Die Strompreiserhöhung im Spiegel der Solinger Presse
Heute erhielten die Solinger einen Brief ihrer Stadtwerke. Ab dem 1.12.2007 wollen die Stadtwerke 2,13 ct mehr für die Kilowattstunde Strom kassieren. (Im Brief schrieben sie werbewirksam 1,79 ct/kWh (netto). Ebenfalls heute berichtete die Solinger Presse pünktlich, aber seltsam handzahm über den tiefen Griff in unsere Geldbörse.
So punktet die Solinger Morgenpost unter dem martialischen Titel ›Die Stimmung kocht‹ mit ihrem typisch investigativen Journalismus und dem praktischen Tipp an die Leser, doch Strom zu sparen und auf die Standby-Taste vom Konkurrenzmedium Fernsehen zu verzichten. Von einem Wechsel des Strom- oder Gasanbieters rät die Morgenpost dagegen ab.
Der kommt für das Solinger Tageblatt wohl auch nicht in Frage, das in der Schlagzeile die drastische Preiserhöhung neckisch herunterspielt: ›Ein Zehner mehr für Energie‹. Ja, wenn das keine Peanuts sind. Und dann folgt ein verständnisvoller Artikel, in dem die Stadtwerke als armes bedauernswertes Opfer erscheinen, die sich für ihre Kunden aufreiben, den Strom aber immer noch von den Monopolisten Eon und RWE kaufen. Das Thema Anbieterwechsel wird deshalb ins Forum verbannt: »Ihre Meinung ist gefragt. Anbieterwechsel: Welche Erfahrungen haben Sie gemacht?« (Die schlechtesten Erfahrungen werden bestimmt bald in der Zeitung veröffentlicht.)

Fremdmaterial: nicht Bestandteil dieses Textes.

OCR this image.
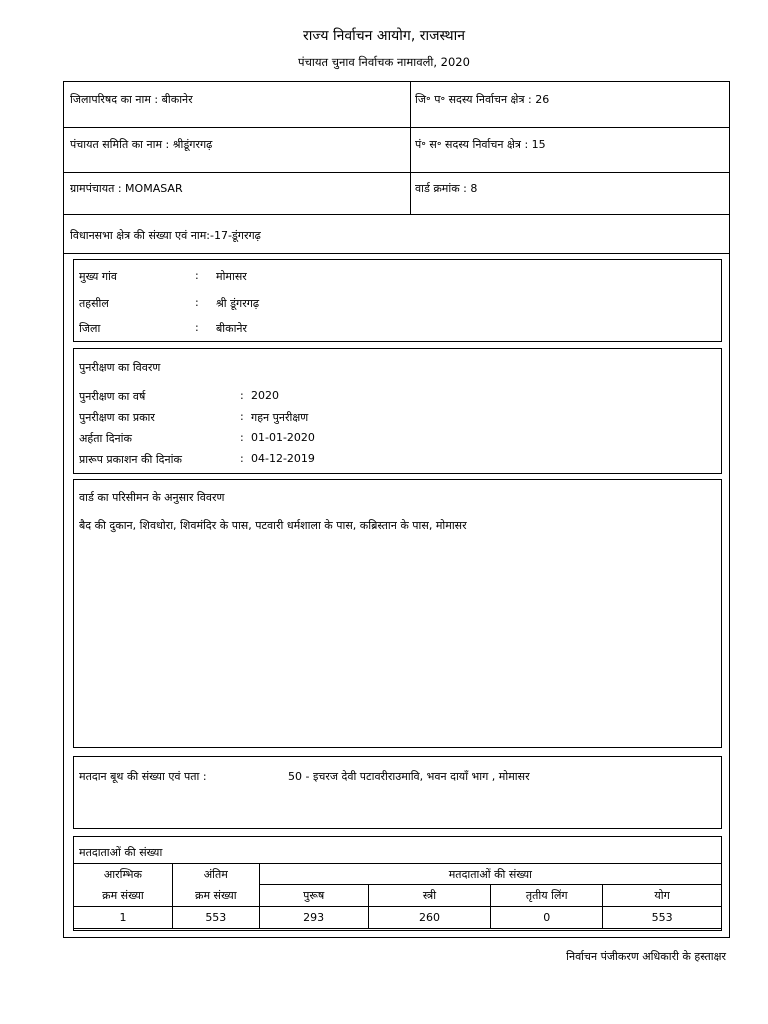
राज्य निर्वाचन आयोग, राजस्थान
पंचायत चुनाव निर्वाचक नामावली, 2020
जिलापरिषद का नाम : बीकानेर	जि॰ प॰ सदस्य निर्वाचन क्षेत्र : 26
पंचायत समिति का नाम : श्रीडूंगरगढ़	पं॰ स॰ सदस्य निर्वाचन क्षेत्र : 15
ग्रामपंचायत : MOMASAR	वार्ड क्रमांक : 8
विधानसभा क्षेत्र की संख्या एवं नाम:-17-डूंगरगढ़
मुख्य गांव	: मोमासर
तहसील	: श्री डूंगरगढ़
जिला	: बीकानेर
पुनरीक्षण का विवरण
पुनरीक्षण का वर्ष	: 2020
पुनरीक्षण का प्रकार	: गहन पुनरीक्षण
अर्हता दिनांक	: 01-01-2020
प्रारूप प्रकाशन की दिनांक	: 04-12-2019
वार्ड का परिसीमन के अनुसार विवरण
बैद की दुकान, शिवधोरा, शिवमंदिर के पास, पटवारी धर्मशाला के पास, कब्रिस्तान के पास, मोमासर
मतदान बूथ की संख्या एवं पता :	50 - इचरज देवी पटावरीराउमावि, भवन दायाँ भाग , मोमासर
मतदाताओं की संख्या
आरम्भिक	अंतिम	मतदाताओं की संख्या			
क्रम संख्या	क्रम संख्या	पुरूष	स्त्री	तृतीय लिंग	योग
1	553	293	260	0	553
निर्वाचन पंजीकरण अधिकारी के हस्ताक्षर
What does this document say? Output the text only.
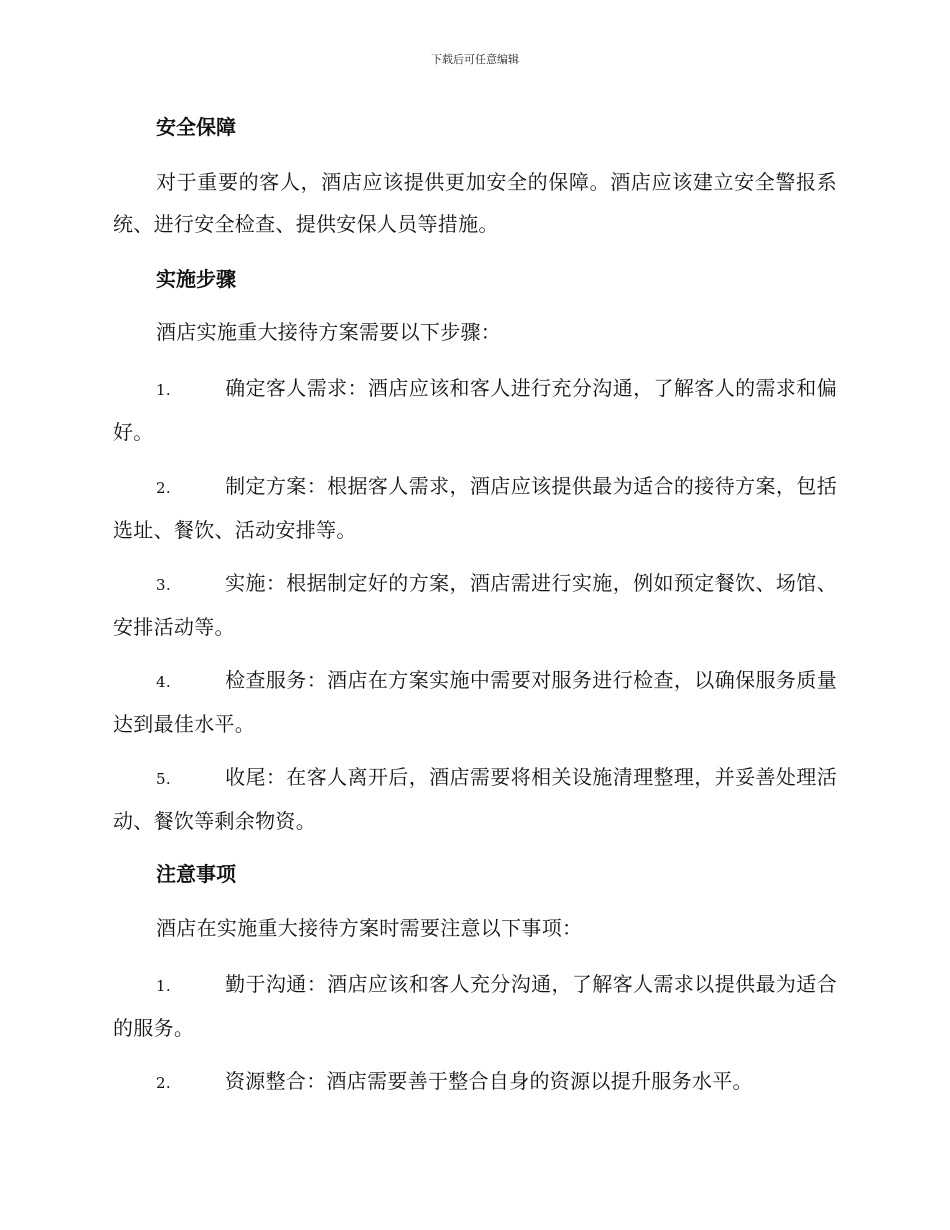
下载后可任意编辑
安全保障

对于重要的客人，酒店应该提供更加安全的保障。酒店应该建立安全警报系统、进行安全检查、提供安保人员等措施。

实施步骤

酒店实施重大接待方案需要以下步骤：

1.	确定客人需求：酒店应该和客人进行充分沟通，了解客人的需求和偏好。

2.	制定方案：根据客人需求，酒店应该提供最为适合的接待方案，包括选址、餐饮、活动安排等。

3.	实施：根据制定好的方案，酒店需进行实施，例如预定餐饮、场馆、安排活动等。

4.	检查服务：酒店在方案实施中需要对服务进行检查，以确保服务质量达到最佳水平。

5.	收尾：在客人离开后，酒店需要将相关设施清理整理，并妥善处理活动、餐饮等剩余物资。

注意事项

酒店在实施重大接待方案时需要注意以下事项：

1.	勤于沟通：酒店应该和客人充分沟通，了解客人需求以提供最为适合的服务。

2.	资源整合：酒店需要善于整合自身的资源以提升服务水平。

Ich bekam schon beim Lesen des Briefes von den Stadtwerken einen dicken Hals, denn die SWS entblödete sich nicht, den erneuerbaren Energiequellen die Schuld an den Preiserhöhungen zu geben. Man versteht sich also auch noch als Sprachrohr von Eon und RWE, die hauptsächlich mit Atomenergie und Braunkohle Strom erzeugen. Als wenn der durchschnittliche Solinger völlig verblödet wäre und nicht wüsste, dass in den Vorstandsetagen von Eon und RWE nur eins gilt: Abkassieren, abkassieren, abkassieren. Die letzte Hoffnung ist und bleibt die EU, die vielleicht das von deutschen Wirtschaftsministern geschmiedete Monopol zerschlagen wird. Eine sehr sehr kleine Hoffnung, leider.
Aber das Messer in der Tasche klappte mir erst beim Lesen der sanftmütigen Zeitungsartikel auf. Nun gut, kritischer Journalismus ist in den Redaktionen der Solinger Zeitungen immer schon ein Fremdwort gewesen, sodass ich nicht wirklich verwundert war. Doch ein paar Seiten weiter fand sich dann in beiden Zeitungen eine doppelseitige, vermutlich sündhaft teure Anzeige der Solinger Stadtwerke, in der sie – ein Ausbund an Kreativität! – ihre Strom- und Gaspreise auflisten. Die kennt zwar jeder Bürger bereits aus dem netten Anschreiben mit der Preiserhöhung, aber irgendwas muss man ja in der Anzeige schreiben. Ein Dank an die Redaktion für die positive Berichterstattung anlässlich einer weiteren Preiserhöhung wäre zwar ehrlicher, verbietet sich aber, weil dann wohl selbst der dümmste Leser dieser Blättchen einen Zusammenhang zwischen den teuren Anzeigen und der positiven Berichterstattung hergestellt hätte.
Und als hätte ich den Anruf extra fürs Sudelbuch bestellt, rief heute auch noch das Callcenter des Tageblatts bei mir an, um mir zum x-ten Mal die Zeitung eine Woche umsonst in den Briefkasten zu stecken. Umsonst ist gut, denn zahlen würde ich für das Verlautbarungsblatt des städtischen Presseamts bestimmt nicht.